“Photography always transforms what it describes”

 

Peter Galassi, chief curator of the Department of Photography at the Museum of Modern Art (MoMA) in New York from 1991 to 2011, and curator of the Brassai exhibition, gives us his impressions of this exceptional photographer and an overview of the current state of photography. The Brassai exhibition is currently showing in Fundación MAPFRE’s Madrid exhibition hall, where it will remain until September 2, before traveling to the San Francisco Museum of Modern Art (SFMOMA).

TEXT: ALEJANDRA FERNÁNDEZ   IMAGES: SUSANA SÁEZ

 

Who was Brassaï?

He was a very intelligent and sophisticated child of the old Mitteleuropa, before World War I who embraced wholehearedly the adventure of modernism without losing touch with his cultural roots. In that sense he was not unlike the extraordinary gallery owner Ileana Sonnabend, who was born in Bucharest in 1914 and went on to champion such artists as Robert Rauschenberg and Bernd and Hilla Becher.

How did he contribute to photography?

Around 1930, on both sides of the Atlantic, a number of young artists discovered that ordinary descriptive photography — small black-and-white images on paper, devoid of all of the traditional signs of aesthetic distinction— could be the stuff of art. Collectively, they launched a new artistic tradition. Brassaï was one of them. Within that realm his contribution was an especially blunt and direct style that showed that photography always transforms what it describes, even when it seems to be at its most transparent. And he gave us the most eloquent and enchanting photographic version of the rich mythology of Paris at night.

What is Brassaï’s relationship with literature like?

Brassaï’s father was a scholar of French literature; you might say that he had literary erudition in his blood. After his native Hungarian, his first languague was German, and from his early twenties onward, Goethe was his key intellectual and spiritual guide. But Brassaï also mastered French, and his literary hero was Proust, and he wrote a very engaging book about photography in Proust’s great novel In Search of Lost Time. Among Brassaï’s closest friends were French poets such as Henri Michaux and Pierre Reverdy, and it is clear from his library (now at the Centre Pompidou) that he read voraciously in philosophy and history as well as literature.

What capacities does Brassaï have in other arts such as drawing and sculpture?

Brassaï’s drawings from his student days in Berlin (1920-21) are very impressive, and the best of the ones he made during and just after the Occupation of Paris are quite good as well. He loved to quote Picasso, who disdained photography and encouraged Brassaï’s drawing, and who said, “You own a gold mine but you are exploiting a salt mine.” To my eye the sculptures are somewhat less successful —or perhaps more variable in quality, for the best of them, such as the one from 1971 that is in the exhibition, are quite striking.
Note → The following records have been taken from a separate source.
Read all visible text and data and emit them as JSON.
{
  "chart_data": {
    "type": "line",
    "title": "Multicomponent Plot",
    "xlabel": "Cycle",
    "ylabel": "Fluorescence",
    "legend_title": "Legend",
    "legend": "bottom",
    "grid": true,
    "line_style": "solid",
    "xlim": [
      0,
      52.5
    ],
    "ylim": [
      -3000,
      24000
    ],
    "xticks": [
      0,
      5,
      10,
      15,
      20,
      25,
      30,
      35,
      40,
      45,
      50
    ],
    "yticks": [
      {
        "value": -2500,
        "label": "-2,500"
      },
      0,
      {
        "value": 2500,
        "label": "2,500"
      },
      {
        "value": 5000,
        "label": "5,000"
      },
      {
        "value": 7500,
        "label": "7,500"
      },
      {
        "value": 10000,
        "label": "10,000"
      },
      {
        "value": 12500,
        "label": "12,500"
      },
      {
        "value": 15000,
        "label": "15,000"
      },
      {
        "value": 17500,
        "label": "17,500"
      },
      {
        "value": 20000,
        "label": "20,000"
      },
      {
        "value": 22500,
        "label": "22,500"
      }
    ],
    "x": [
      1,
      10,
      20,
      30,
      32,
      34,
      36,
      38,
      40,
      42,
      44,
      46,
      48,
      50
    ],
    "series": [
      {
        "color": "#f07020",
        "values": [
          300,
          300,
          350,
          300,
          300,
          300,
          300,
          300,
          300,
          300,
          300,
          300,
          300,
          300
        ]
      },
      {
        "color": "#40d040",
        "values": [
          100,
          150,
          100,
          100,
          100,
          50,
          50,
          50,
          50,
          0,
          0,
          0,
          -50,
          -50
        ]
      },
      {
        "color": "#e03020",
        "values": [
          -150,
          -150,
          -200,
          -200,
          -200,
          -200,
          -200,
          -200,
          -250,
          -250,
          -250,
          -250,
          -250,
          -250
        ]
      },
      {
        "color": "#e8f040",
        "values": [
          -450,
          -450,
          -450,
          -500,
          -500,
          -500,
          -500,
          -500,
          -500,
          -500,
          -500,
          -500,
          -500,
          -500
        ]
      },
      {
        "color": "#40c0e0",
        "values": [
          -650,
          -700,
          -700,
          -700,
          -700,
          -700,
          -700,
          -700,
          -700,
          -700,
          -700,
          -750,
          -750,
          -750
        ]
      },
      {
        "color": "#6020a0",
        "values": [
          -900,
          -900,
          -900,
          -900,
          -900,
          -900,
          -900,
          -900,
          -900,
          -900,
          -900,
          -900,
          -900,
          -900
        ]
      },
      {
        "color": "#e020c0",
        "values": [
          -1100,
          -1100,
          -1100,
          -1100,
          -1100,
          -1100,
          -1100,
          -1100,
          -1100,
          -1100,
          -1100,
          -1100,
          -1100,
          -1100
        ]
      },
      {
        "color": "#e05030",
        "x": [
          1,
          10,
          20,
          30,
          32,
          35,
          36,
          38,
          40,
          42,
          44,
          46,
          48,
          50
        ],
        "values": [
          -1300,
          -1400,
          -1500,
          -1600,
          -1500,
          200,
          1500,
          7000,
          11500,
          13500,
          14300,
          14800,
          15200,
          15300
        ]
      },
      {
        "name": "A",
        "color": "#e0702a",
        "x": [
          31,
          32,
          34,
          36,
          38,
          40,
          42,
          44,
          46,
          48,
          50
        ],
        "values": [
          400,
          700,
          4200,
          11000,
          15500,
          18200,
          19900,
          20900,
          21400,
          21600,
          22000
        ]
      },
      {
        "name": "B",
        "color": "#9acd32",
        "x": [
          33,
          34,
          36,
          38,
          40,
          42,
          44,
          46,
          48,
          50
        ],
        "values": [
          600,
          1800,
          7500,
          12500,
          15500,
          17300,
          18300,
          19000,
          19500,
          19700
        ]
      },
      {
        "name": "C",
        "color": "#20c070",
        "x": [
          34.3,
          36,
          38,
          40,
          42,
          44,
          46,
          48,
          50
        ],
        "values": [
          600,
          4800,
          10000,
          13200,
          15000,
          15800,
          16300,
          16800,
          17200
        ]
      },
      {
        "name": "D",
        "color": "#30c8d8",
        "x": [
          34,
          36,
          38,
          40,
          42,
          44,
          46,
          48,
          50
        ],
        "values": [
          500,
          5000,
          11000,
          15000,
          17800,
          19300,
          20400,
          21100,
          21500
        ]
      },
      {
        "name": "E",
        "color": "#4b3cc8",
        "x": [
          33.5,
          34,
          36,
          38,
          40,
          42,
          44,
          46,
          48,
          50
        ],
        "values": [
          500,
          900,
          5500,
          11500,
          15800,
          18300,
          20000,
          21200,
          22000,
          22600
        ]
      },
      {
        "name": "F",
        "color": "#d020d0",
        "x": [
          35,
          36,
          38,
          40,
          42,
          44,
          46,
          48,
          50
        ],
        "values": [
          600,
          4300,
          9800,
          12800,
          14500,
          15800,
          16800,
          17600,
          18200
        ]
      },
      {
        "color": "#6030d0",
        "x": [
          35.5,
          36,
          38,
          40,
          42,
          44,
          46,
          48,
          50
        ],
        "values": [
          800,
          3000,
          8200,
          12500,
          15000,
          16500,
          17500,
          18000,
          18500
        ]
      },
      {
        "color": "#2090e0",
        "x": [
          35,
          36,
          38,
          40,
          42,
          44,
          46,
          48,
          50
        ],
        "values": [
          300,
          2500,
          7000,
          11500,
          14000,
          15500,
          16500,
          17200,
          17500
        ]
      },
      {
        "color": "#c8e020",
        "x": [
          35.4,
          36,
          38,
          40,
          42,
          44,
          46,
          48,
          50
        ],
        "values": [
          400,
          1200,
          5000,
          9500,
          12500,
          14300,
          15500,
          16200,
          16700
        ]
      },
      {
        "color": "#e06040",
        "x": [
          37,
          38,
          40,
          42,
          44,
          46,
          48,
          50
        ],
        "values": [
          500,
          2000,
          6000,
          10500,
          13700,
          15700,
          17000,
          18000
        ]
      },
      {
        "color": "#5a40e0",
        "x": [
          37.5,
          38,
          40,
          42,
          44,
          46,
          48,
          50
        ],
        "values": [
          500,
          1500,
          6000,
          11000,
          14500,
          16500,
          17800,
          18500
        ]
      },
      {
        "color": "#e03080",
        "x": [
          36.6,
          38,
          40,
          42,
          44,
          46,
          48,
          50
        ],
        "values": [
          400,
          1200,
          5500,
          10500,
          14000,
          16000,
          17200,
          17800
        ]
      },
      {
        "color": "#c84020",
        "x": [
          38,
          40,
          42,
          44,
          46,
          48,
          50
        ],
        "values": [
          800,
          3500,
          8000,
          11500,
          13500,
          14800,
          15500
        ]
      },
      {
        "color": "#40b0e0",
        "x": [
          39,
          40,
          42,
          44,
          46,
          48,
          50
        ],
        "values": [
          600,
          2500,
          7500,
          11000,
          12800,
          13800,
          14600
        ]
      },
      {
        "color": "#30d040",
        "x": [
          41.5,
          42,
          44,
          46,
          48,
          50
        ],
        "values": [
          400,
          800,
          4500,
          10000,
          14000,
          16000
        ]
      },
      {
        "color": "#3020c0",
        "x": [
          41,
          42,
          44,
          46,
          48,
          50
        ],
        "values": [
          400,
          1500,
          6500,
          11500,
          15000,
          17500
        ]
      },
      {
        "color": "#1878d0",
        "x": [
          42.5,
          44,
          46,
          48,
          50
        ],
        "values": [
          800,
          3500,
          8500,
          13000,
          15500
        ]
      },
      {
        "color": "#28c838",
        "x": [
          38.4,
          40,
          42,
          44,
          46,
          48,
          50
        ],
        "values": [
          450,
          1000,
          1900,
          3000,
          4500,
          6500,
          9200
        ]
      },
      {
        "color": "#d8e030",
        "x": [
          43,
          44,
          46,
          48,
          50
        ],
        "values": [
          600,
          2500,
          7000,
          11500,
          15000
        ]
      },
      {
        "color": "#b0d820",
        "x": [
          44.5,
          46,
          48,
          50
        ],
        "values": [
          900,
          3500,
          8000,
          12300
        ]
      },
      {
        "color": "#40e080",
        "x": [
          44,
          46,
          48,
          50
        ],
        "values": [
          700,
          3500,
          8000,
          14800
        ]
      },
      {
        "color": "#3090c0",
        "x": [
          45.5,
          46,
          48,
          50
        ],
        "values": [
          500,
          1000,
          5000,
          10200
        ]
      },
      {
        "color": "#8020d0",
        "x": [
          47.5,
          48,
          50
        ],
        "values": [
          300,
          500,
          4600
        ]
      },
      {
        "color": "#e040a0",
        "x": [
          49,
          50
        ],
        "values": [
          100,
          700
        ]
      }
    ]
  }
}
Throughout your professional career thousands of photographs have passed through your hands, but which of them or what photographer remains in your memory?

A great deal of what I have seen remains in my memory (at least until now). I have vivid a visceral recollection of the first prints that I saw by Diane Arbus —in 1971, when I was twenty— although I don’t claim that I recognized her importance right away. (It wasn’t an exhibition; someone showed them to me.) And I think I could close m y eyes and enumerate for you a very significant number of specific individual photographs in the collection of the Museum of Modern Art, where I worked for thirty years. Nor would I wish to choose one or even several favourite photographers (or artists or writers). The great thing is that we can have them all.
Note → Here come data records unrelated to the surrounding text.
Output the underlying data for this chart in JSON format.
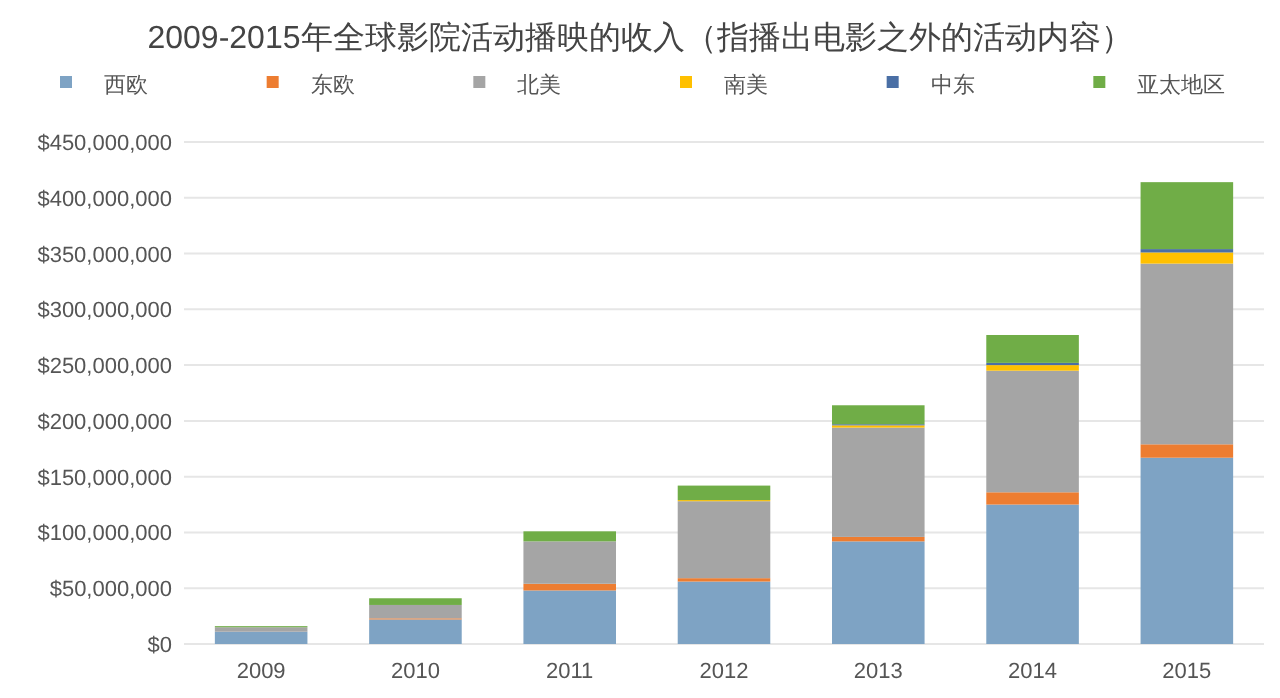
{
  "chart_data": {
    "type": "bar",
    "stacked": true,
    "title": "2009-2015年全球影院活动播映的收入（指播出电影之外的活动内容）",
    "categories": [
      "2009",
      "2010",
      "2011",
      "2012",
      "2013",
      "2014",
      "2015"
    ],
    "series": [
      {
        "name": "西欧",
        "color": "#7ea3c4",
        "values": [
          11000000,
          22000000,
          48000000,
          56000000,
          92000000,
          125000000,
          167000000
        ]
      },
      {
        "name": "东欧",
        "color": "#ed7d31",
        "values": [
          0,
          1000000,
          6000000,
          3000000,
          4000000,
          11000000,
          12000000
        ]
      },
      {
        "name": "北美",
        "color": "#a5a5a5",
        "values": [
          4000000,
          12000000,
          38000000,
          69000000,
          98000000,
          109000000,
          162000000
        ]
      },
      {
        "name": "南美",
        "color": "#ffc000",
        "values": [
          0,
          0,
          0,
          1000000,
          2000000,
          5000000,
          10000000
        ]
      },
      {
        "name": "中东",
        "color": "#4a6fa5",
        "values": [
          0,
          0,
          0,
          0,
          1000000,
          2000000,
          3000000
        ]
      },
      {
        "name": "亚太地区",
        "color": "#70ad47",
        "values": [
          1000000,
          6000000,
          9000000,
          13000000,
          17000000,
          25000000,
          60000000
        ]
      }
    ],
    "ylim": [
      0,
      450000000
    ],
    "yticks": [
      {
        "value": 0,
        "label": "$0"
      },
      {
        "value": 50000000,
        "label": "$50,000,000"
      },
      {
        "value": 100000000,
        "label": "$100,000,000"
      },
      {
        "value": 150000000,
        "label": "$150,000,000"
      },
      {
        "value": 200000000,
        "label": "$200,000,000"
      },
      {
        "value": 250000000,
        "label": "$250,000,000"
      },
      {
        "value": 300000000,
        "label": "$300,000,000"
      },
      {
        "value": 350000000,
        "label": "$350,000,000"
      },
      {
        "value": 400000000,
        "label": "$400,000,000"
      },
      {
        "value": 450000000,
        "label": "$450,000,000"
      }
    ],
    "grid": "y",
    "legend": "top"
  }
}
What museum is a benchmark for you? (the one you go back to time and time again)

I would say rather that museums —plural— are an indispensable reference for me. I live in New York, so I have most often visited the Metropolitan Museum and MoMA—though I also regularly visit the city’s other great museums, both for their temporary exhibitions and their great collections, to visit old friends such as Bellini’s St. Francis at the Frick or the Edward Hoppers at the Whitney. When I travel, museums —plural again— are always at the top of my list. Of course, if I lived in Madrid I might feel I could go to the Prado and simply never need to visit another museum. But I do not have that good fortune.

Digital or analog cameras?

There is no longer any reason to use analog materials in photography. Digital does everything that analog can do, it does it faster, with a great deal less mess, and it doesn’t require a darkroom. (Just in terms of making the initial exposure: a digital camera shows you the image right away and eliminates the expense of film.) I would not go as far as my friend, the late Richard Benson, who insisted that henceforth photographs belong on screens —a judgment that was all the more stunning since he was such a master of photographs on paper and other fixed supports, which I continue to enjoy deeply.

What are your expectations/ thoughts about the future of the photograph

Telephones are no longer just telephones. Televisions are no longer just televisions. Photography is now thoroughly integrated into the digital ether that surrounds us and permeates our lives. What I care about most deeply is the artistic tradition that Brassaï helped to establish nearly a century ago. For the first three or four decades it was overshadowed by the magazine industry. Then it was muscled aside by the circus of contemporary art, and now it may be dissolving into the digital soup. And yet it remains a very rich and powerful art.